In Game 3 on Saturday night, it was a Draymond turnover with 1:13 remaining that essentially sealed Golden State's fate. With his team down 93-88 and having just gotten a huge defensive stop on a Courtney Lee missed three point attempt, Green took a pass from Klay Thompson off the rebound and tried to take it all the way to the rim himself against fellow former Spartan and Izzo-big man (I know, the announcers have made this reference 100 times) Zach Randolph.
The result wasn't pretty, as Green coughed it up and it led directly to a Memphis runout and Tony Allen layup at the other end, effectively ending the Warriors' comeback attempt. From that point, the Warriors would never get back to within seven.
The story in Game 2 was the performance of the now-masked man Mike Conley, as he returned from his facial injury to go 8-12 from the field and 3-6 from beyond the arc in a 22 point output.

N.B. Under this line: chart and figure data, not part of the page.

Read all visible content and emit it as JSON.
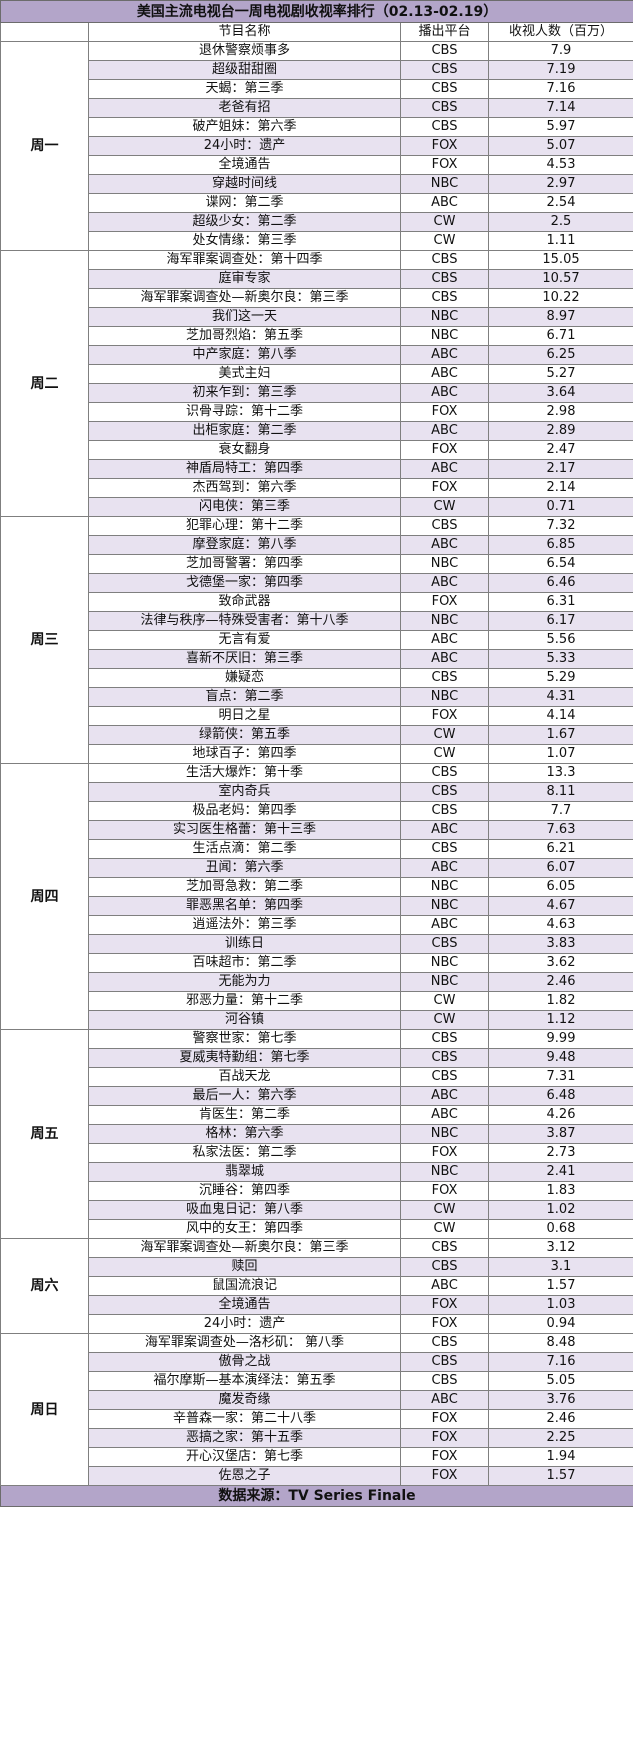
{
  "title": "美国主流电视台一周电视剧收视率排行（02.13-02.19）",
  "headers": {
    "show": "节目名称",
    "network": "播出平台",
    "viewers": "收视人数（百万）"
  },
  "source": "数据来源：TV Series Finale",
  "days": [
    {
      "label": "周一",
      "rows": [
        [
          "退休警察烦事多",
          "CBS",
          "7.9"
        ],
        [
          "超级甜甜圈",
          "CBS",
          "7.19"
        ],
        [
          "天蝎：第三季",
          "CBS",
          "7.16"
        ],
        [
          "老爸有招",
          "CBS",
          "7.14"
        ],
        [
          "破产姐妹：第六季",
          "CBS",
          "5.97"
        ],
        [
          "24小时：遗产",
          "FOX",
          "5.07"
        ],
        [
          "全境通告",
          "FOX",
          "4.53"
        ],
        [
          "穿越时间线",
          "NBC",
          "2.97"
        ],
        [
          "谍网：第二季",
          "ABC",
          "2.54"
        ],
        [
          "超级少女：第二季",
          "CW",
          "2.5"
        ],
        [
          "处女情缘：第三季",
          "CW",
          "1.11"
        ]
      ]
    },
    {
      "label": "周二",
      "rows": [
        [
          "海军罪案调查处：第十四季",
          "CBS",
          "15.05"
        ],
        [
          "庭审专家",
          "CBS",
          "10.57"
        ],
        [
          "海军罪案调查处—新奥尔良：第三季",
          "CBS",
          "10.22"
        ],
        [
          "我们这一天",
          "NBC",
          "8.97"
        ],
        [
          "芝加哥烈焰：第五季",
          "NBC",
          "6.71"
        ],
        [
          "中产家庭：第八季",
          "ABC",
          "6.25"
        ],
        [
          "美式主妇",
          "ABC",
          "5.27"
        ],
        [
          "初来乍到：第三季",
          "ABC",
          "3.64"
        ],
        [
          "识骨寻踪：第十二季",
          "FOX",
          "2.98"
        ],
        [
          "出柜家庭：第二季",
          "ABC",
          "2.89"
        ],
        [
          "衰女翻身",
          "FOX",
          "2.47"
        ],
        [
          "神盾局特工：第四季",
          "ABC",
          "2.17"
        ],
        [
          "杰西驾到：第六季",
          "FOX",
          "2.14"
        ],
        [
          "闪电侠：第三季",
          "CW",
          "0.71"
        ]
      ]
    },
    {
      "label": "周三",
      "rows": [
        [
          "犯罪心理：第十二季",
          "CBS",
          "7.32"
        ],
        [
          "摩登家庭：第八季",
          "ABC",
          "6.85"
        ],
        [
          "芝加哥警署：第四季",
          "NBC",
          "6.54"
        ],
        [
          "戈德堡一家：第四季",
          "ABC",
          "6.46"
        ],
        [
          "致命武器",
          "FOX",
          "6.31"
        ],
        [
          "法律与秩序—特殊受害者：第十八季",
          "NBC",
          "6.17"
        ],
        [
          "无言有爱",
          "ABC",
          "5.56"
        ],
        [
          "喜新不厌旧：第三季",
          "ABC",
          "5.33"
        ],
        [
          "嫌疑恋",
          "CBS",
          "5.29"
        ],
        [
          "盲点：第二季",
          "NBC",
          "4.31"
        ],
        [
          "明日之星",
          "FOX",
          "4.14"
        ],
        [
          "绿箭侠：第五季",
          "CW",
          "1.67"
        ],
        [
          "地球百子：第四季",
          "CW",
          "1.07"
        ]
      ]
    },
    {
      "label": "周四",
      "rows": [
        [
          "生活大爆炸：第十季",
          "CBS",
          "13.3"
        ],
        [
          "室内奇兵",
          "CBS",
          "8.11"
        ],
        [
          "极品老妈：第四季",
          "CBS",
          "7.7"
        ],
        [
          "实习医生格蕾：第十三季",
          "ABC",
          "7.63"
        ],
        [
          "生活点滴：第二季",
          "CBS",
          "6.21"
        ],
        [
          "丑闻：第六季",
          "ABC",
          "6.07"
        ],
        [
          "芝加哥急救：第二季",
          "NBC",
          "6.05"
        ],
        [
          "罪恶黑名单：第四季",
          "NBC",
          "4.67"
        ],
        [
          "逍遥法外：第三季",
          "ABC",
          "4.63"
        ],
        [
          "训练日",
          "CBS",
          "3.83"
        ],
        [
          "百味超市：第二季",
          "NBC",
          "3.62"
        ],
        [
          "无能为力",
          "NBC",
          "2.46"
        ],
        [
          "邪恶力量：第十二季",
          "CW",
          "1.82"
        ],
        [
          "河谷镇",
          "CW",
          "1.12"
        ]
      ]
    },
    {
      "label": "周五",
      "rows": [
        [
          "警察世家：第七季",
          "CBS",
          "9.99"
        ],
        [
          "夏威夷特勤组：第七季",
          "CBS",
          "9.48"
        ],
        [
          "百战天龙",
          "CBS",
          "7.31"
        ],
        [
          "最后一人：第六季",
          "ABC",
          "6.48"
        ],
        [
          "肯医生：第二季",
          "ABC",
          "4.26"
        ],
        [
          "格林：第六季",
          "NBC",
          "3.87"
        ],
        [
          "私家法医：第二季",
          "FOX",
          "2.73"
        ],
        [
          "翡翠城",
          "NBC",
          "2.41"
        ],
        [
          "沉睡谷：第四季",
          "FOX",
          "1.83"
        ],
        [
          "吸血鬼日记：第八季",
          "CW",
          "1.02"
        ],
        [
          "风中的女王：第四季",
          "CW",
          "0.68"
        ]
      ]
    },
    {
      "label": "周六",
      "rows": [
        [
          "海军罪案调查处—新奥尔良：第三季",
          "CBS",
          "3.12"
        ],
        [
          "赎回",
          "CBS",
          "3.1"
        ],
        [
          "鼠国流浪记",
          "ABC",
          "1.57"
        ],
        [
          "全境通告",
          "FOX",
          "1.03"
        ],
        [
          "24小时：遗产",
          "FOX",
          "0.94"
        ]
      ]
    },
    {
      "label": "周日",
      "rows": [
        [
          "海军罪案调查处—洛杉矶： 第八季",
          "CBS",
          "8.48"
        ],
        [
          "傲骨之战",
          "CBS",
          "7.16"
        ],
        [
          "福尔摩斯—基本演绎法：第五季",
          "CBS",
          "5.05"
        ],
        [
          "魔发奇缘",
          "ABC",
          "3.76"
        ],
        [
          "辛普森一家：第二十八季",
          "FOX",
          "2.46"
        ],
        [
          "恶搞之家：第十五季",
          "FOX",
          "2.25"
        ],
        [
          "开心汉堡店：第七季",
          "FOX",
          "1.94"
        ],
        [
          "佐恩之子",
          "FOX",
          "1.57"
        ]
      ]
    }
  ]
}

During that game, Draymond drew the ire of Grizzlies fans (he heard the boos LOUDLY at FedEx Forum in Game 3) and invoked some rage among those on "NBA Twitter" after a play in the 2nd quarter, where with Conley on his backside and in possession of the ball signaling for a timeout, Green attempted to rip it from him and a start a break the other way. In the process, Draymond inadvertently hit Conley in his already-injured and masked face.
Certainly no clear indication of intent, and immediately following the incident, Draymond approached Zach Randolph near the scorer's table, apologized, and basically said "Hey man, there's no way I'd purposely do that to your boy". Randolph seemed to understand, but that didn't stop some of the general public from remaining skeptical about Green's intentions on the play.
Despite the crucial turnover in Game 3 and controversial incident in Game 2, it hasn't been all bad for Draymond over the last two games, other than the fact that he's 9/30 from the field.
As he's been doing all year, Draymond has continued to handle the ball at times in transition and make smart passes, sometimes leading to scores. He continues to work hard in the halfcourt offensively, setting good screens and playing within himself in the Warriors' fast paced and quick moving offense.
The Grizzlies' elite frontcourt tandem of Randolph and Marc Gasol have certainly been effective down low and are a big reason why the Grizzlies are up 2-1, but Green has competed hard on the interior defensively and has at least made some of the makes not-always easy for the pair down low.
With the size advantage that Gasol has over Draymond, it's almost unfair to ask him to guard him, but we've seen Steve Kerr go with that matchup for extended periods of time during the series. Given that the other main options in the paint for Kerr are Andrew Bogut and Festus Ezeli, expect to see more of Draymond on Gasol for the remainder of the series.
As far as Randolph goes, he's an absolute bully in the paint, but Draymond is a pitbull of a player in his own right, making it an intriguing watch every time the Grizzlies throw it into Z-Bo with Draymond guarding him on the block. Again, Randolph has been effective, but many of his makes over Draymond have been tough shots, and Draymond has also forced a number of misses against both Randolph and Gasol.
For Green, him improving his play will obviously be key to the Warriors surviving the most adversity that they've seen all year and advancing to the Western Conference Finals. Law of averages suggest that he will start to shoot the ball better (along with the rest of the team), and it's a given that he'll continue to bring a ferocious effort defensively, whether it's guarding on the perimeter or interior.
At the moment, the Grizzlies may just be playing too well for any of it to matter. The Warriors will try to bounce back in Game 4 on Monday night in Memphis.